George Oko-Oboh, Executive Director of Heritage Bank Plc, made this affirmation during the Chartered Institute of Bankers of Nigeria’s (CIBN)15th Annual Banking and Finance Conference, tagged: “Repositioning the Financial Services Industry for an Evolving Global Context” in Abuja.

He further disclosed that it was a critical aspect that equips the financial sector to respond to changing market requirements and addresses critical sector needs for global competitiveness.

Heritage Bank, Oko-Oboh Said, had been in the forefront of financing Agric value chains that have upped its competitiveness in the global market and helping to boost local production, conserve scarce foreign exchange and enhance food security, and ultimately resulted in the creation of hundreds of new jobs.

The executive director said the bank’s involvement in the sector dated back to many years ago and it had always been in the forefront of ensuring overall growth and development of commodities products in Nigeria. For these feats, Heritage Bank disbursed the CBN’s N41billion intervention in wheat production in Nigeria for commodity associations and anchor companies.

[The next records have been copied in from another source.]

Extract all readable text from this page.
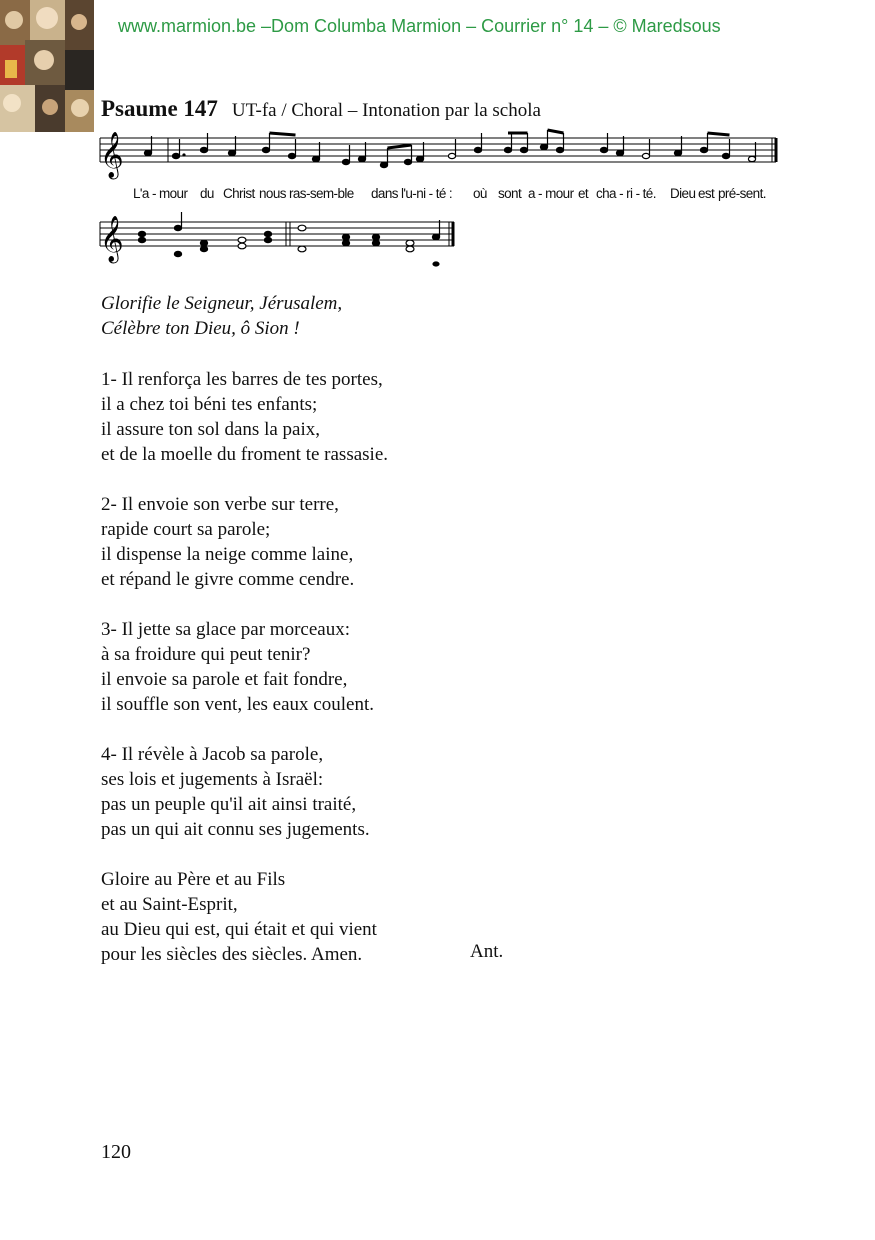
www.marmion.be –Dom Columba Marmion – Courrier n° 14 – © Maredsous
Psaume 147 UT-fa / Choral – Intonation par la schola
𝄞
𝄞
L'a - mour du Christ nous ras-sem-ble dans l'u-ni - té : où sont a - mour et cha - ri - té. Dieu est pré-sent.
Glorifie le Seigneur, Jérusalem,
Célèbre ton Dieu, ô Sion !
1- Il renforça les barres de tes portes,
il a chez toi béni tes enfants;
il assure ton sol dans la paix,
et de la moelle du froment te rassasie.
2- Il envoie son verbe sur terre,
rapide court sa parole;
il dispense la neige comme laine,
et répand le givre comme cendre.
3- Il jette sa glace par morceaux:
à sa froidure qui peut tenir?
il envoie sa parole et fait fondre,
il souffle son vent, les eaux coulent.
4- Il révèle à Jacob sa parole,
ses lois et jugements à Israël:
pas un peuple qu'il ait ainsi traité,
pas un qui ait connu ses jugements.
Gloire au Père et au Fils
et au Saint-Esprit,
au Dieu qui est, qui était et qui vient
pour les siècles des siècles. Amen.	Ant.
120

Said he: “We have continued to create market linkages between small holder farmers and Anchors/Processors, create an ecosystem that drives value chain financing, improve access to credit by the small holder farmers by developing credit history through the scheme and many more.

“As a Bank, we partnered CBN and other stakeholders such as wheat farmers association of Nigeria, wheat farmers, processors and marketers’ association of Nigeria, Lake Chad Research Institute and other development partners, flour mills of Nigeria and several seed companies and others to support over 100,000 farmers in wheat production.

“Also, Heritage Bank further factored consideration of value addition of financial services and products flowing to and/or through value chain participants to address and alleviate constraints to growth that have distorted product financing, receivables financing, physical-asset collateralization, risk mitigation products and financial enhancements”.

Farouk Gumel, Chairman, Union Bank of Nigeria Plc, also said Nigerian banks must invest in modernising agriculture, helping it to be more resilient, more dynamic and better able to adapt for the banking sector to favourably compete in the evolving global context.

Noted Gumel: “Modernisation means much more than technology alone. It is also about farming techniques.

“To reposition the industry for a ‘Glocal context’, we need also to look more inwards; repositioning is not an option. It is a necessity. Nigerian has begun an agricultural renaissance over the past seven years. To be truly Glocal, we must commit the same resources and investments to rural-local customers as we have done to urban global clients”.

He agreed that the local players must keep an eye on what global happenings to stay in tune with international best practices, while asking that local/rural farmers should never be forgotten.

Dr. Ken Opara, President/chairman of council for CIBN, said the financial services industry needed to adapt to much faster pace of change in advancement in technology and innovation, adding that services, products, and technologies that were new and useful in the past would not necessarily be so soon.

Opara said advancement in technology and innovation is bringing about another wave of revolution that will change the landscape of the financial services sector more than ever.